The Book Club

Big, Noisy, Smelly, and Messy

Dear Katha,

I share your gratitude that we stumbled on the good fortune of reading The Man Who Loved Children. I loved it from the moment I started the sentence, near the bottom of the first page, that describes the way the children surge into the house when Henny comes home from an outing: “They poured into the house, bringing in dirt, suppositions, questions, legends of other children, and plans for the next day.” Yet I have to say that reading it is in some ways unbearable. Its evocation of the life of one family–the unhappy family of Tolstoy’s mention–is so attentive, so full of the true violence and passion that fill the locked room of “Pollitry,” as Sam likes to call it, that I felt when I got to the end that I had been swallowed by a whale and then spat up on shore.

It really is an act of genius to render family life so perfectly, with its private economy and all its cross-alliances and helpless repetitions–above all, with a grasp (or memory?) of the way the world really looks to a child. The same people who like to consign women writers to the doily-lined shelves at the back of the shop conceive of anything related to family as “domestic” fiction, a dainty realm in which nice linear relations between family members have nice simple effects. Domestic fiction is usually thought of as a small canvas, in which even seething and betrayal are accomplished quietly.

But The Man Who Loved Children is big and noisy and smelly and messy, like a war novel, or the saga of a civilization (which is in fact what it is). Stead often reminds us, through her imagery, of how the family encloses and seals off its members. (“Just as Louie had got to the last three steps and had stopped to stare out at the wan, withered, and flourishing world, seen through the blue, yellow and green panes of the pointed hall window, and at the fire-bellied newts in the aquarium, Henny’s raucous shout came from the kitchen.”) I think it’s that combination, of insularity and explosion, that makes it such a powerful book.

And what a place to be sealed into! Sam, that “vague, eclectic socialist,” is a monster through and through. I can’t do better than Randall Jarrell, of course, in describing Sam’s narcissism: “Sam asks for everything and with the same breath asks to be admired for never having asked for anything. … he is so idealistically, hypocritically, transcendentally masculine that a male reader worries, ‘Ought I to be a man?’ ” Jarrell writes of Henny that “your heart goes out to her, because she is miserably what life has made her, and makes her misery her only real claim on existence. Her husband wants to be given credit for everything, even his mistakes–especially his mistakes, which are always well-meaning, right-minded ones that in a better world would be unmistaken. Henny is an honest liar; even Sam’s truths are ways to get his own way.”

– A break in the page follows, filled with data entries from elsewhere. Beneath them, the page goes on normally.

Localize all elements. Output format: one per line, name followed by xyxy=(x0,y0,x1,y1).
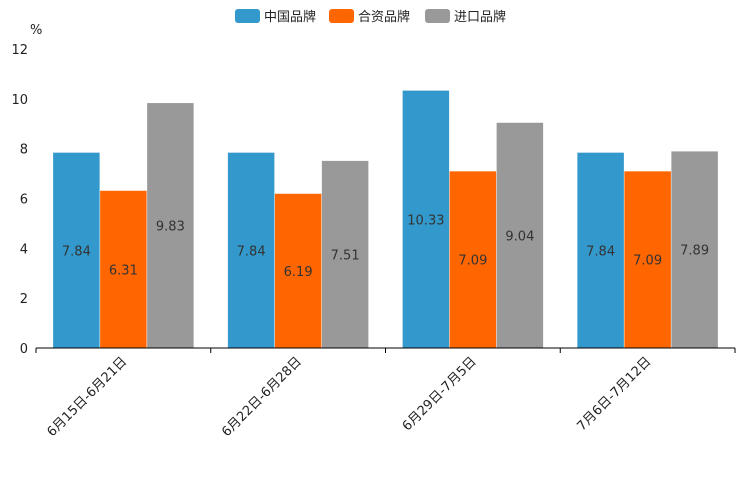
y-tick-label: 10 xyxy=(11,93,28,108)
bar xyxy=(274,193,322,348)
data-label: 7.84 xyxy=(237,244,266,259)
data-label: 7.84 xyxy=(62,244,91,259)
y-tick-label: 8 xyxy=(20,143,28,158)
x-tick-label: 7月6日-7月12日 xyxy=(575,354,655,434)
data-label: 6.19 xyxy=(284,265,313,280)
bar xyxy=(577,152,624,348)
legend-swatch xyxy=(235,9,260,23)
data-labels: 7.84 6.31 9.83 7.84 6.19 7.51 10.33 7.09 9.04 7.8… xyxy=(62,213,709,280)
y-axis: 0 2 4 6 8 10 12 xyxy=(11,43,28,357)
data-label: 7.89 xyxy=(680,244,709,259)
data-label: 10.33 xyxy=(407,213,444,228)
x-tick-label: 6月29日-7月5日 xyxy=(400,354,480,434)
legend-swatch xyxy=(425,9,450,23)
legend-label: 合资品牌 xyxy=(358,9,410,25)
bar xyxy=(624,171,671,348)
bar xyxy=(147,103,194,348)
y-tick-label: 4 xyxy=(20,242,28,257)
x-tick-label: 6月15日-6月21日 xyxy=(44,354,130,440)
y-tick-label: 12 xyxy=(11,43,28,58)
bar xyxy=(100,190,147,348)
bar xyxy=(671,151,718,348)
y-axis-unit-label: % xyxy=(30,23,42,38)
legend: 中国品牌 合资品牌 进口品牌 xyxy=(235,9,506,25)
data-label: 6.31 xyxy=(109,263,138,278)
data-label: 7.09 xyxy=(633,254,662,269)
bar xyxy=(53,152,100,348)
data-label: 7.84 xyxy=(586,244,615,259)
legend-label: 中国品牌 xyxy=(264,9,316,25)
y-tick-label: 6 xyxy=(20,193,28,208)
x-tick-label: 6月22日-6月28日 xyxy=(219,354,305,440)
y-tick-label: 0 xyxy=(20,342,28,357)
bar xyxy=(402,90,450,348)
plot-area xyxy=(53,90,718,349)
bar xyxy=(496,122,544,349)
legend-swatch xyxy=(329,9,354,23)
bar xyxy=(227,152,275,348)
data-label: 7.09 xyxy=(458,254,487,269)
y-tick-label: 2 xyxy=(20,292,28,307)
data-label: 9.04 xyxy=(505,229,534,244)
data-label: 9.83 xyxy=(156,220,185,235)
legend-label: 进口品牌 xyxy=(454,9,506,25)
data-label: 7.51 xyxy=(331,248,360,263)
bar xyxy=(321,160,369,348)
x-axis: 6月15日-6月21日 6月22日-6月28日 6月29日-7月5日 7月6日-7月1… xyxy=(35,347,736,440)
bar xyxy=(449,171,497,348)
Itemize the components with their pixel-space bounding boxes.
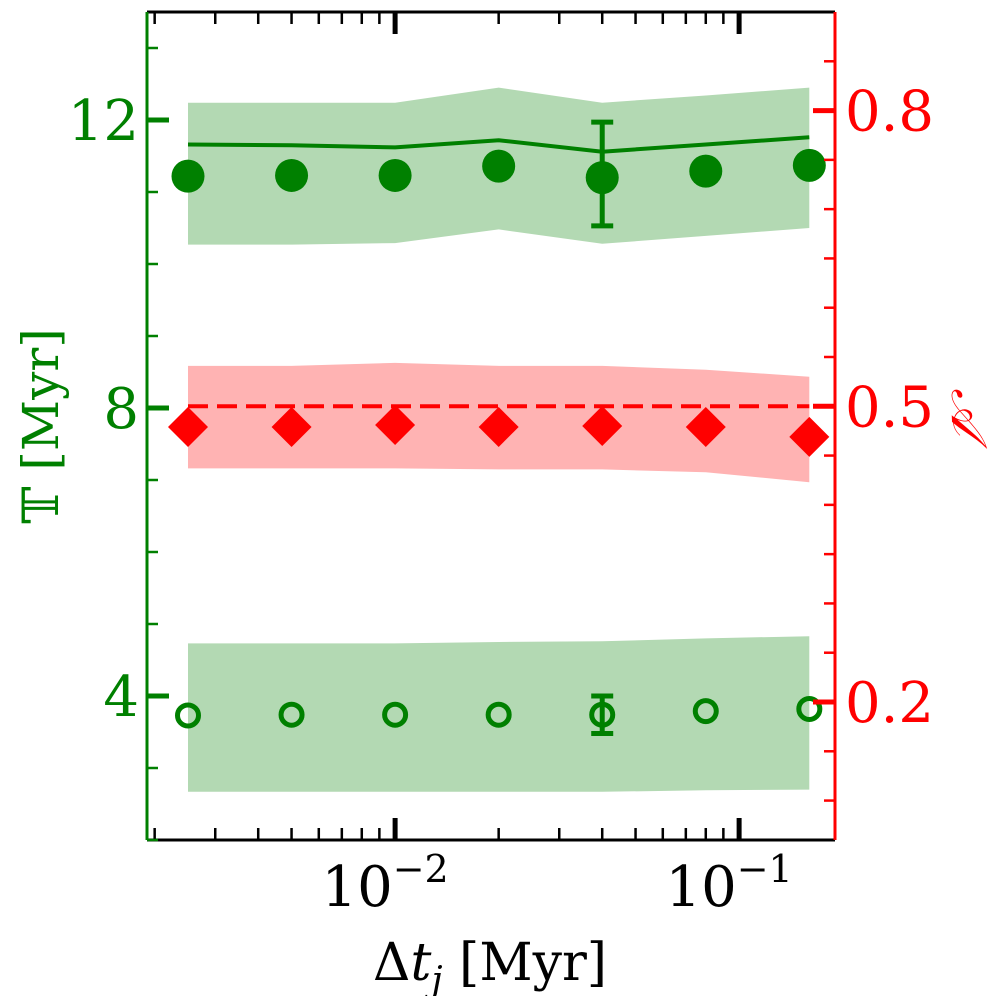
diamond-point-1: [271, 406, 312, 447]
filled-circle-point-5: [689, 154, 723, 188]
filled-circle-point-2: [378, 158, 412, 192]
x-tick-label-exponent: −2: [393, 847, 449, 891]
x-tick-label-base: 10: [321, 855, 392, 920]
open-circle-point-6: [796, 695, 823, 722]
x-axis-title-delta: Δ: [373, 933, 411, 993]
x-axis-title: Δtj [Myr]: [373, 933, 607, 996]
x-axis-title-variable: t: [410, 933, 431, 993]
x-tick-label: 10−2: [321, 847, 448, 920]
x-tick-label: 10−1: [665, 847, 792, 920]
series-line-1: [187, 135, 810, 154]
filled-circle-point-0: [171, 159, 205, 193]
open-circle-point-3: [485, 701, 512, 728]
diamond-point-0: [168, 406, 209, 447]
filled-circle-point-3: [482, 149, 516, 183]
y-right-tick-label: 0.2: [845, 671, 934, 736]
x-axis-title-unit: [Myr]: [443, 933, 608, 993]
open-circle-point-2: [382, 701, 409, 728]
y-left-axis-title: 𝕋 [Myr]: [12, 328, 70, 523]
y-left-tick-label: 4: [103, 665, 139, 730]
confidence-band-8: [188, 636, 810, 792]
diamond-point-3: [478, 406, 519, 447]
open-circle-point-0: [175, 702, 202, 729]
y-right-axis-title: 𝒜: [940, 388, 996, 449]
y-left-tick-label: 12: [68, 89, 139, 154]
open-circle-point-5: [692, 698, 719, 725]
x-tick-label-base: 10: [665, 855, 736, 920]
diamond-point-6: [789, 416, 830, 457]
filled-circle-point-6: [792, 148, 826, 182]
x-tick-label-exponent: −1: [737, 847, 793, 891]
y-right-tick-label: 0.5: [845, 375, 934, 440]
diamond-point-5: [685, 406, 726, 447]
filled-circle-point-1: [275, 158, 309, 192]
open-circle-point-1: [278, 701, 305, 728]
diamond-point-2: [375, 405, 416, 446]
y-right-tick-label: 0.8: [845, 80, 934, 145]
diamond-point-4: [582, 406, 623, 446]
y-left-tick-label: 8: [103, 377, 139, 442]
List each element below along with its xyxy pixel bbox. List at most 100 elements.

But the experience of reading the novel allows you none of Jarrell’s comic distance. These days we would say that Sam has boundary issues. … But that hardly prepares you for what it’s like to read the breakfast scene in which Sam (“your poor little Sam,” as he often calls himself, when addressing his brood) amuses himself by chewing his food and them forcing it into his children’s lips with his own:

Mottled with contained laughter, he stretched his mouth to hers, trying to force the banana into her mouth with his tongue, but she broke away, scattering the food on the floor and down the front of her much spotted smock, while everyone clamored and laughed. Sam himself let out a bellow of laughter, but managed to say,

“Get a floor cloth, Looloo-girl: you ought to do what I say!”

You’re right: If this were Jane Smiley, Sam would be sneaking into the girls’ beds at night. I’m so accustomed to this element in contemporary fiction that in a couple of passages I actually thought this was where Stead was heading. But she’s so good that she shows up our contemporary focus on the incest plot as a sort of cartoon representation of the kind of intimate harm the Sams of the world inflict.

But a part of the book’s genius is that it conveys how mesmerizing Sam can also be, to a child. His invented languages, his blandishments, his rituals and celebrations, his spinning of theories and rich descriptions of the natural world–these constitute both his magic and the source of his authority.

Henny, of course, has her own bleak magnetism, and I loved Stead’s many descriptions of it:

What a dreary stodgy world of adults the children saw when they went out! And what a moral, high-minded world their father saw! But for Henny there was a wonderful particular world, and when they went with her they saw it: they saw the fish eyes, the crocodile grins, the hair like a birch broom, the mean men crawling with maggots, and the children restless as an eel, that she saw.

But one of my few reservations about the book is wrapped around Henny–wretched, hysterical, sad, unflinching Henny. Stead observes her with something like tender dispassion. But I came to feel there was simply too much of her–too many of her passionate tempers, rendered fortissimo. It has the desired effect, which is to show the battering quality of her fury. But trimming that emphasis by a third would have had the same effect.

And it seemed an odd choice when Stead showed such wily restraint in describing the children’s love for Henny, and hers for them. It is almost tacit, woven in–mostly assumed, just as the world always does with mother love, but a condition of her life that isn’t nearly enough to make up for the rest.

This feels, however, like a quibble about such a big gift of a book. Did you have any reservations, or shall we spend the next few days scaring up as many new Christina Stead readers as we can?